Support for alternative energy was especially high among people between the ages of 18 and 34. In that age group, 80 percent of survey respondents said they would rather see an increase in alternative energy production over continued fossil fuel development, the poll found.
But interest in alternative energy production is also growing among Americans over the age of 55. Of those, 49 percent said they back nontraditional energy sources, according to the poll.
The poll of 1,048 randomly selected adults was taken March 6-9 and had a 4-point error margin.
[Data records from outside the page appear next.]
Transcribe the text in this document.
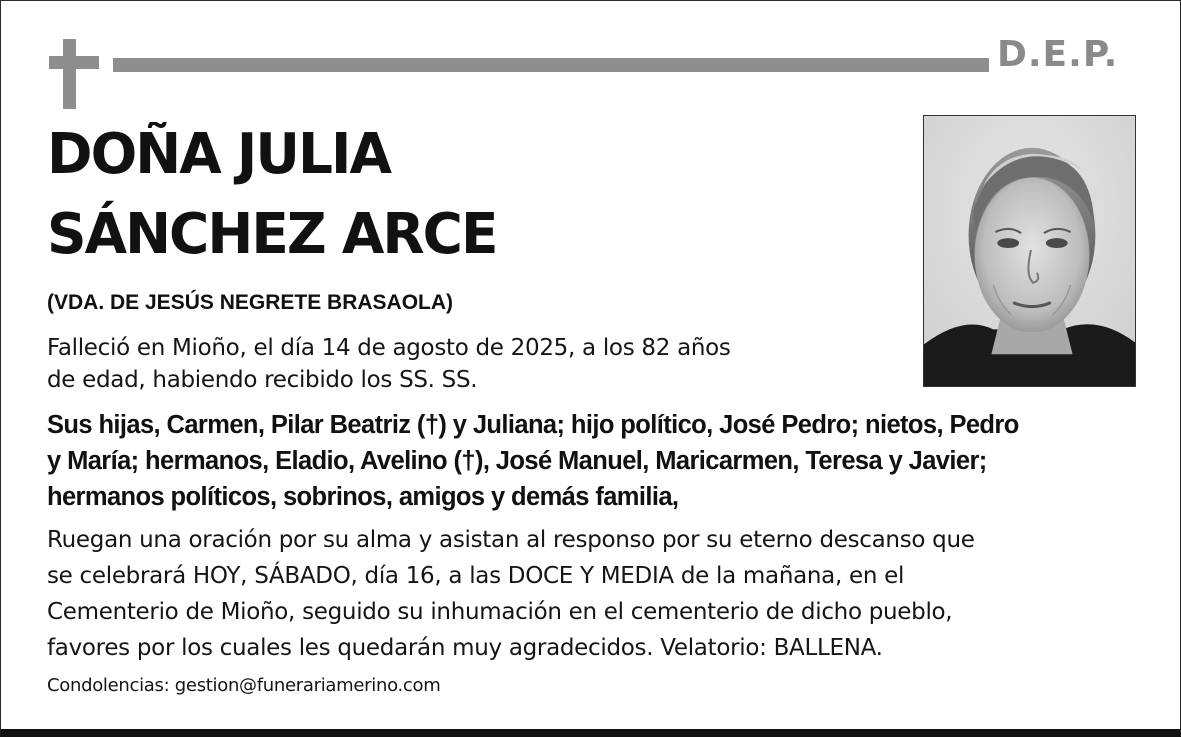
D.E.P.
DOÑA JULIA
SÁNCHEZ ARCE
(VDA. DE JESÚS NEGRETE BRASAOLA)
Falleció en Mioño, el día 14 de agosto de 2025, a los 82 años
de edad, habiendo recibido los SS. SS.
Sus hijas, Carmen, Pilar Beatriz (†) y Juliana; hijo político, José Pedro; nietos, Pedro
y María; hermanos, Eladio, Avelino (†), José Manuel, Maricarmen, Teresa y Javier;
hermanos políticos, sobrinos, amigos y demás familia,
Ruegan una oración por su alma y asistan al responso por su eterno descanso que
se celebrará HOY, SÁBADO, día 16, a las DOCE Y MEDIA de la mañana, en el
Cementerio de Mioño, seguido su inhumación en el cementerio de dicho pueblo,
favores por los cuales les quedarán muy agradecidos. Velatorio: BALLENA.
Condolencias: gestion@funerariamerino.com
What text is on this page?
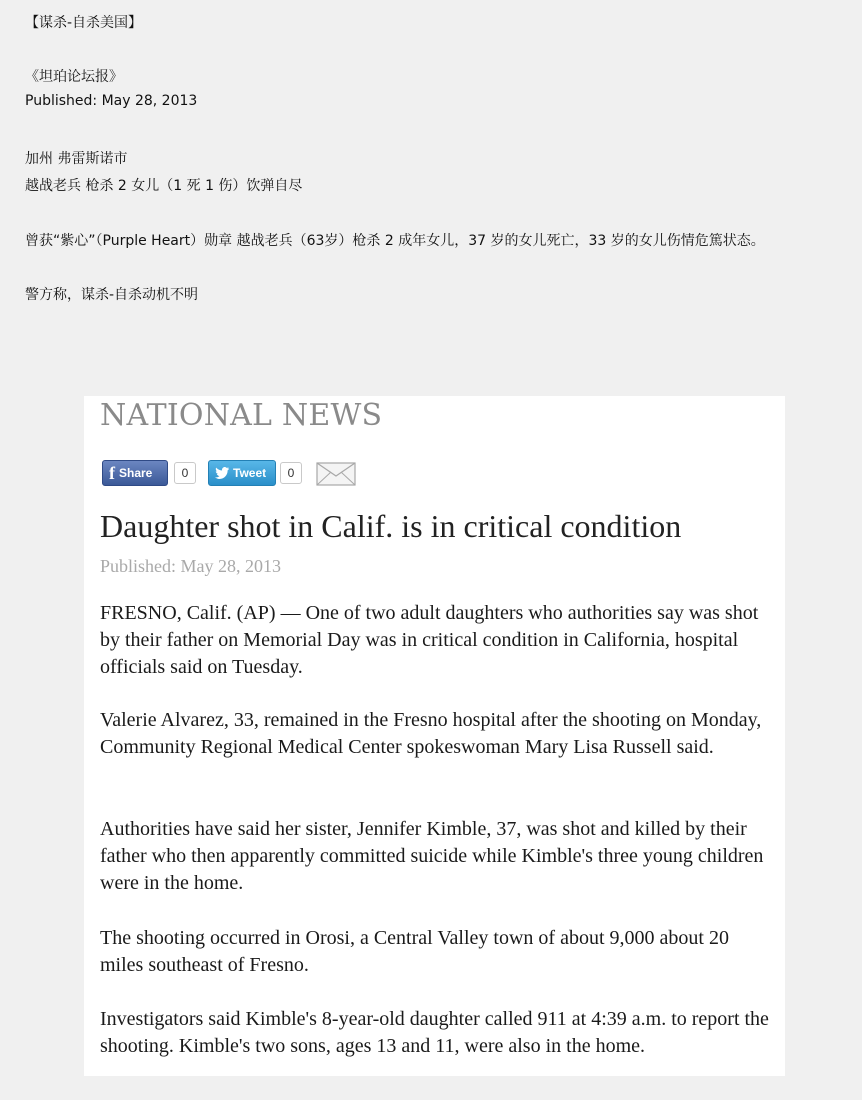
【谋杀-自杀美国】
《坦珀论坛报》
Published: May 28, 2013
加州 弗雷斯诺市
越战老兵 枪杀 2 女儿（1 死 1 伤）饮弹自尽
曾获“紫心”（Purple Heart）勋章 越战老兵（63岁）枪杀 2 成年女儿，37 岁的女儿死亡，33 岁的女儿伤情危篤状态。
警方称，谋杀-自杀动机不明
NATIONAL NEWS
f Share	0	Tweet	0
Daughter shot in Calif. is in critical condition
Published: May 28, 2013

FRESNO, Calif. (AP) — One of two adult daughters who authorities say was shot by their father on Memorial Day was in critical condition in California, hospital officials said on Tuesday.

Valerie Alvarez, 33, remained in the Fresno hospital after the shooting on Monday, Community Regional Medical Center spokeswoman Mary Lisa Russell said.

Authorities have said her sister, Jennifer Kimble, 37, was shot and killed by their father who then apparently committed suicide while Kimble's three young children were in the home.

The shooting occurred in Orosi, a Central Valley town of about 9,000 about 20 miles southeast of Fresno.

Investigators said Kimble's 8-year-old daughter called 911 at 4:39 a.m. to report the shooting. Kimble's two sons, ages 13 and 11, were also in the home.
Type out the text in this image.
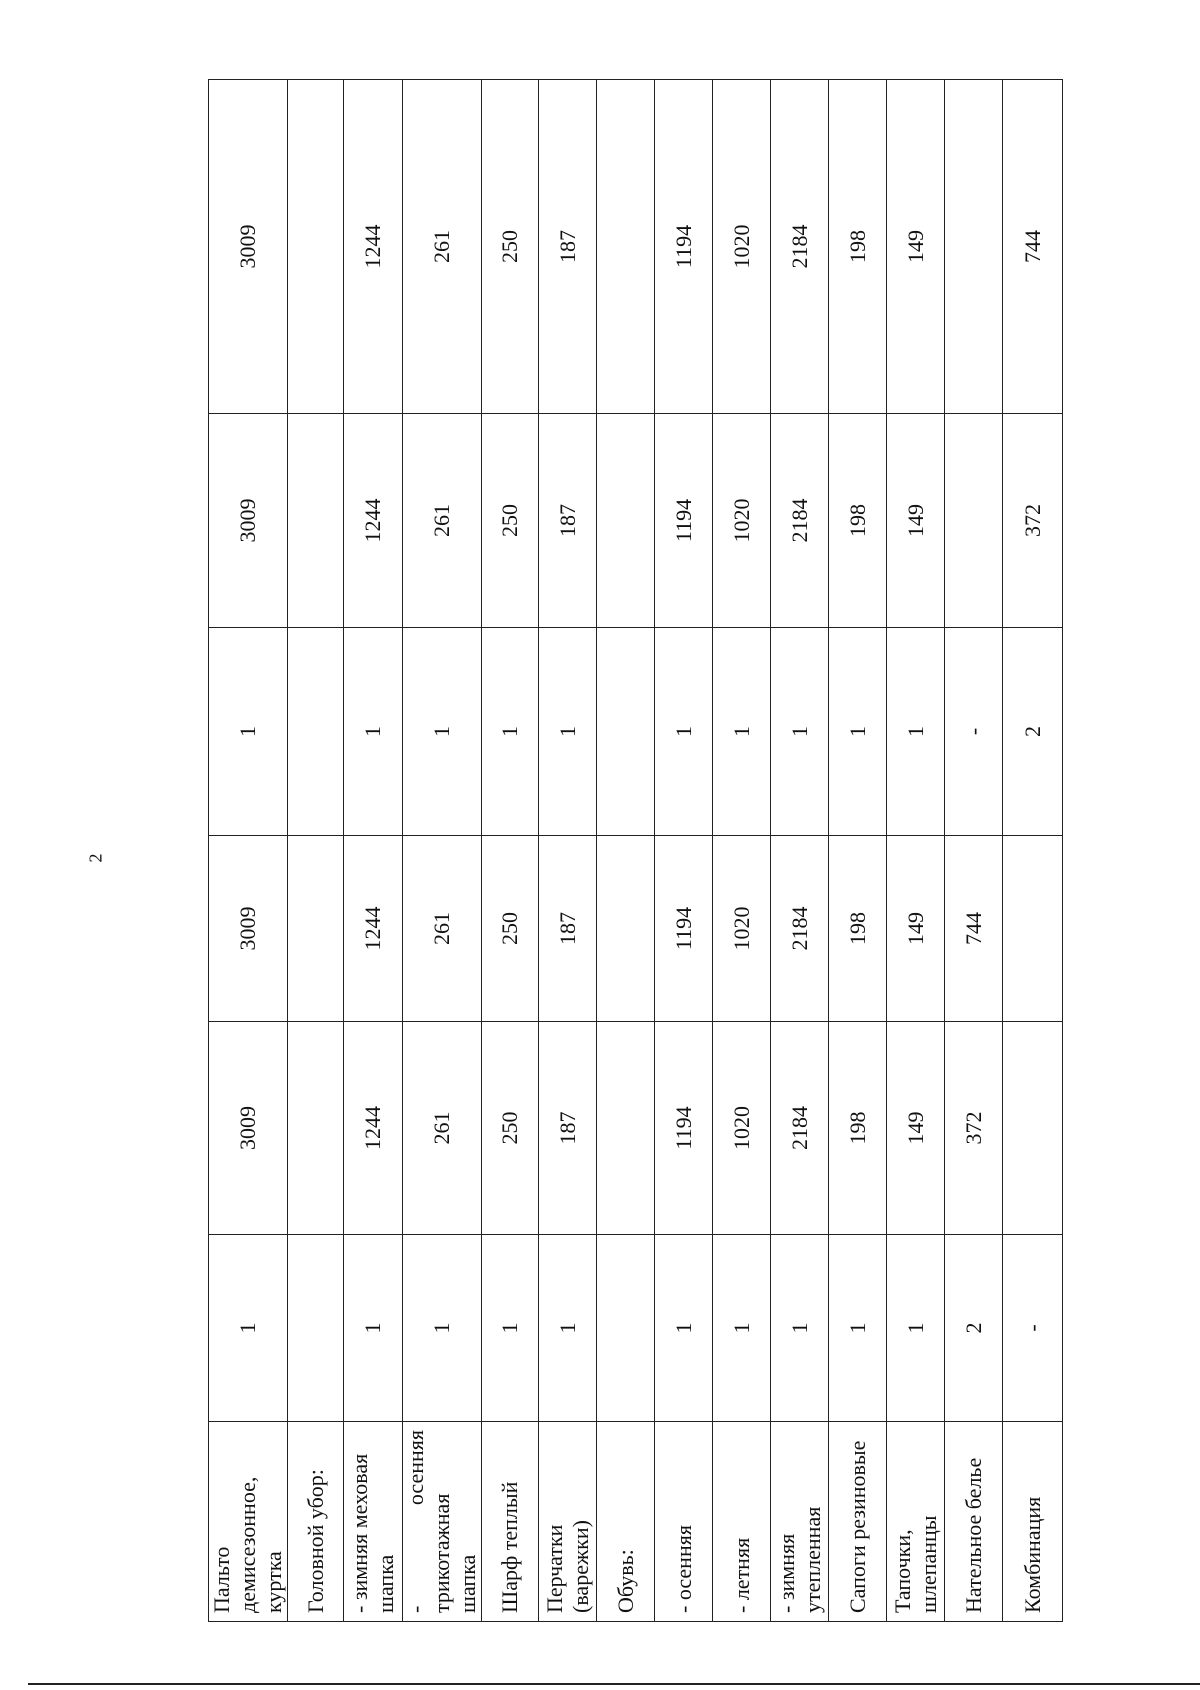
2
Пальто демисезонное, куртка	1	3009	3009	1	3009	3009
Головной убор:						
- зимняя меховая шапка	1	1244	1244	1	1244	1244
- осенняя трикотажная шапка	1	261	261	1	261	261
Шарф теплый	1	250	250	1	250	250
Перчатки (варежки)	1	187	187	1	187	187
Обувь:						
- осенняя	1	1194	1194	1	1194	1194
- летняя	1	1020	1020	1	1020	1020
- зимняя утепленная	1	2184	2184	1	2184	2184
Сапоги резиновые	1	198	198	1	198	198
Тапочки, шлепанцы	1	149	149	1	149	149
Нательное белье	2	372	744	-		
Комбинация	-			2	372	744
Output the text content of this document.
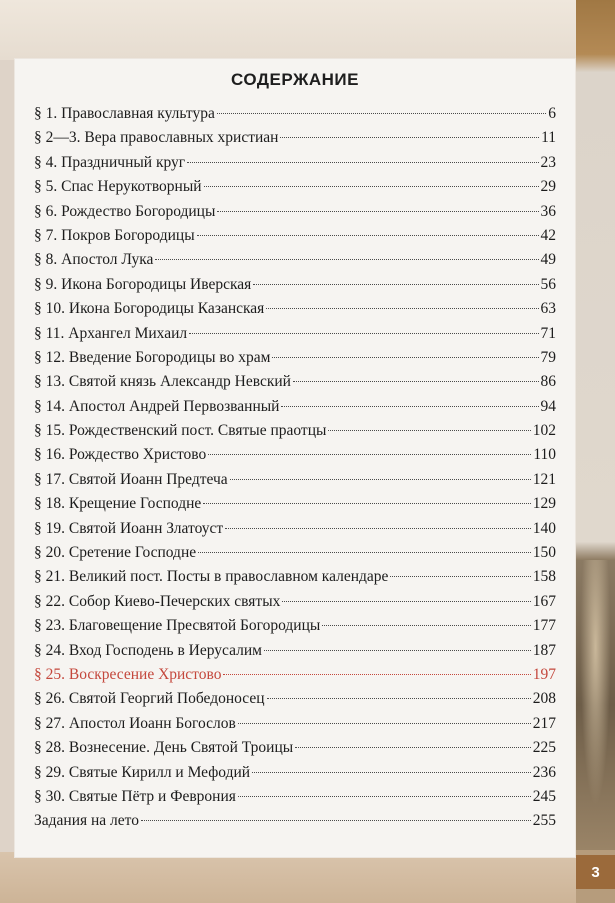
СОДЕРЖАНИЕ
§ 1. Православная культура	6
§ 2—3. Вера православных христиан	11
§ 4. Праздничный круг	23
§ 5. Спас Нерукотворный	29
§ 6. Рождество Богородицы	36
§ 7. Покров Богородицы	42
§ 8. Апостол Лука	49
§ 9. Икона Богородицы Иверская	56
§ 10. Икона Богородицы Казанская	63
§ 11. Архангел Михаил	71
§ 12. Введение Богородицы во храм	79
§ 13. Святой князь Александр Невский	86
§ 14. Апостол Андрей Первозванный	94
§ 15. Рождественский пост. Святые праотцы	102
§ 16. Рождество Христово	110
§ 17. Святой Иоанн Предтеча	121
§ 18. Крещение Господне	129
§ 19. Святой Иоанн Златоуст	140
§ 20. Сретение Господне	150
§ 21. Великий пост. Посты в православном календаре	158
§ 22. Собор Киево-Печерских святых	167
§ 23. Благовещение Пресвятой Богородицы	177
§ 24. Вход Господень в Иерусалим	187
§ 25. Воскресение Христово	197
§ 26. Святой Георгий Победоносец	208
§ 27. Апостол Иоанн Богослов	217
§ 28. Вознесение. День Святой Троицы	225
§ 29. Святые Кирилл и Мефодий	236
§ 30. Святые Пётр и Феврония	245
Задания на лето	255
3
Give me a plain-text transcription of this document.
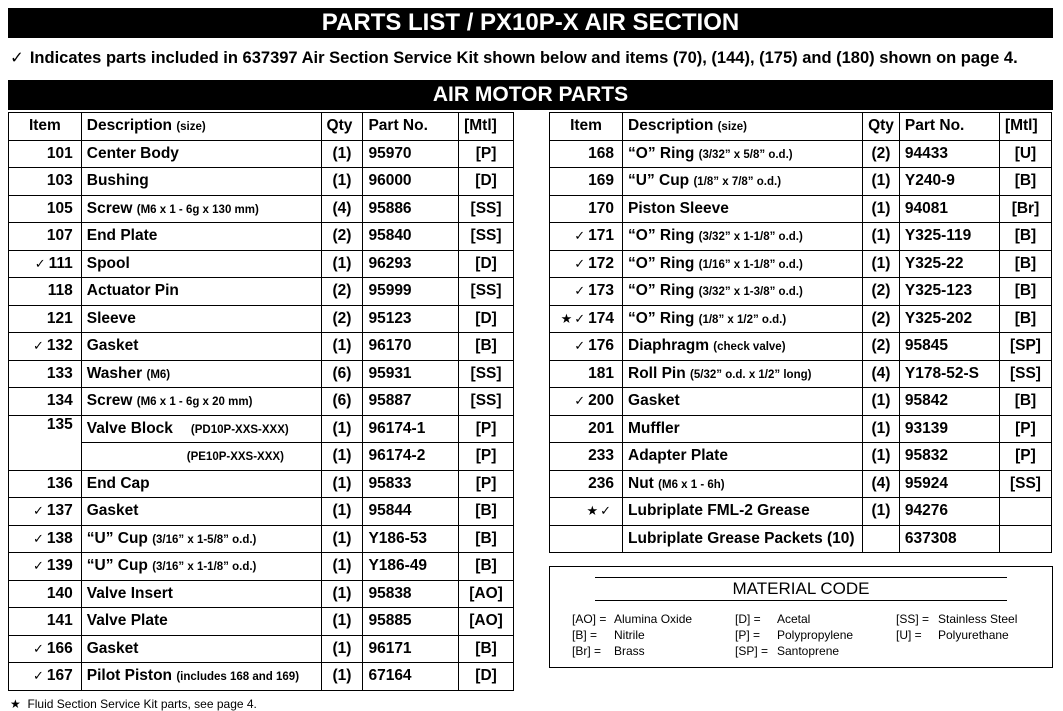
PARTS LIST / PX10P-X AIR SECTION
✓ Indicates parts included in 637397 Air Section Service Kit shown below and items (70), (144), (175) and (180) shown on page 4.
AIR MOTOR PARTS
Item	Description (size)	Qty	Part No.	[Mtl]
101	Center Body	(1)	95970	[P]
103	Bushing	(1)	96000	[D]
105	Screw (M6 x 1 - 6g x 130 mm)	(4)	95886	[SS]
107	End Plate	(2)	95840	[SS]
✓ 111	Spool	(1)	96293	[D]
118	Actuator Pin	(2)	95999	[SS]
121	Sleeve	(2)	95123	[D]
✓ 132	Gasket	(1)	96170	[B]
133	Washer (M6)	(6)	95931	[SS]
134	Screw (M6 x 1 - 6g x 20 mm)	(6)	95887	[SS]
135	Valve Block (PD10P-XXS-XXX)	(1)	96174-1	[P]
	(PE10P-XXS-XXX)	(1)	96174-2	[P]
136	End Cap	(1)	95833	[P]
✓ 137	Gasket	(1)	95844	[B]
✓ 138	“U” Cup (3/16” x 1-5/8” o.d.)	(1)	Y186-53	[B]
✓ 139	“U” Cup (3/16” x 1-1/8” o.d.)	(1)	Y186-49	[B]
140	Valve Insert	(1)	95838	[AO]
141	Valve Plate	(1)	95885	[AO]
✓ 166	Gasket	(1)	96171	[B]
✓ 167	Pilot Piston (includes 168 and 169)	(1)	67164	[D]
Item	Description (size)	Qty	Part No.	[Mtl]
168	“O” Ring (3/32” x 5/8” o.d.)	(2)	94433	[U]
169	“U” Cup (1/8” x 7/8” o.d.)	(1)	Y240-9	[B]
170	Piston Sleeve	(1)	94081	[Br]
✓ 171	“O” Ring (3/32” x 1-1/8” o.d.)	(1)	Y325-119	[B]
✓ 172	“O” Ring (1/16” x 1-1/8” o.d.)	(1)	Y325-22	[B]
✓ 173	“O” Ring (3/32” x 1-3/8” o.d.)	(2)	Y325-123	[B]
★ ✓ 174	“O” Ring (1/8” x 1/2” o.d.)	(2)	Y325-202	[B]
✓ 176	Diaphragm (check valve)	(2)	95845	[SP]
181	Roll Pin (5/32” o.d. x 1/2” long)	(4)	Y178-52-S	[SS]
✓ 200	Gasket	(1)	95842	[B]
201	Muffler	(1)	93139	[P]
233	Adapter Plate	(1)	95832	[P]
236	Nut (M6 x 1 - 6h)	(4)	95924	[SS]
★ ✓	Lubriplate FML-2 Grease	(1)	94276	
	Lubriplate Grease Packets (10)		637308	
MATERIAL CODE
[AO] = Alumina Oxide
[B] = Nitrile
[Br] = Brass
[D] = Acetal
[P] = Polypropylene
[SP] = Santoprene
[SS] = Stainless Steel
[U] = Polyurethane
★ Fluid Section Service Kit parts, see page 4.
“Investing in renewable energy makes tremendous sense, and the vast majority of Americans agree,” wrote Rhone Resch, the president of the Solar Energy Industries Association, in an email.
The poll also found widespread support for environmentally friendly policies, with 57 percent of Americans saying they back energy conservation measures, compared to 34 percent who would rather see increased energy production.
Support for energy conservation increased from 48 percent in 2011, the low-water mark since Gallup began asking the question in 2001. During the past 13 years, enthusiasm for energy conservation actually peaked near the end of the George W. Bush administration, when 64 percent of Americans said in 2007 that they thought consumers should try to conserve existing energy supplies.
The Gallup survey also found that by and large, Americans support stricter greenhouse gas emission standards and more oversight over hydraulic fracturing, a drilling method used to extract oil and natural gas that critics say leads to air and water pollution.
Overall, 64 percent of those polled said they support the stricter enforcement of federal environmental regulations, compared to 34 percent who said they oppose more government oversight.
That finding contradicts a popular claim by Republicans that most Americans don’t support U.S. EPA regulations.
“This is one poll every single politician should study very carefully,” Resch said.
But some environmentalists said they don’t expect GOP lawmakers to reduce their attacks on EPA, despite the evidence that a majority of voters support environmental protection efforts.
“I’m highly encouraged that the American public is finally taking these issues seriously,” said Ann Dasovich, a Florida Wildlife Federation board member. “But right now, we’re not at a tipping point [yet].”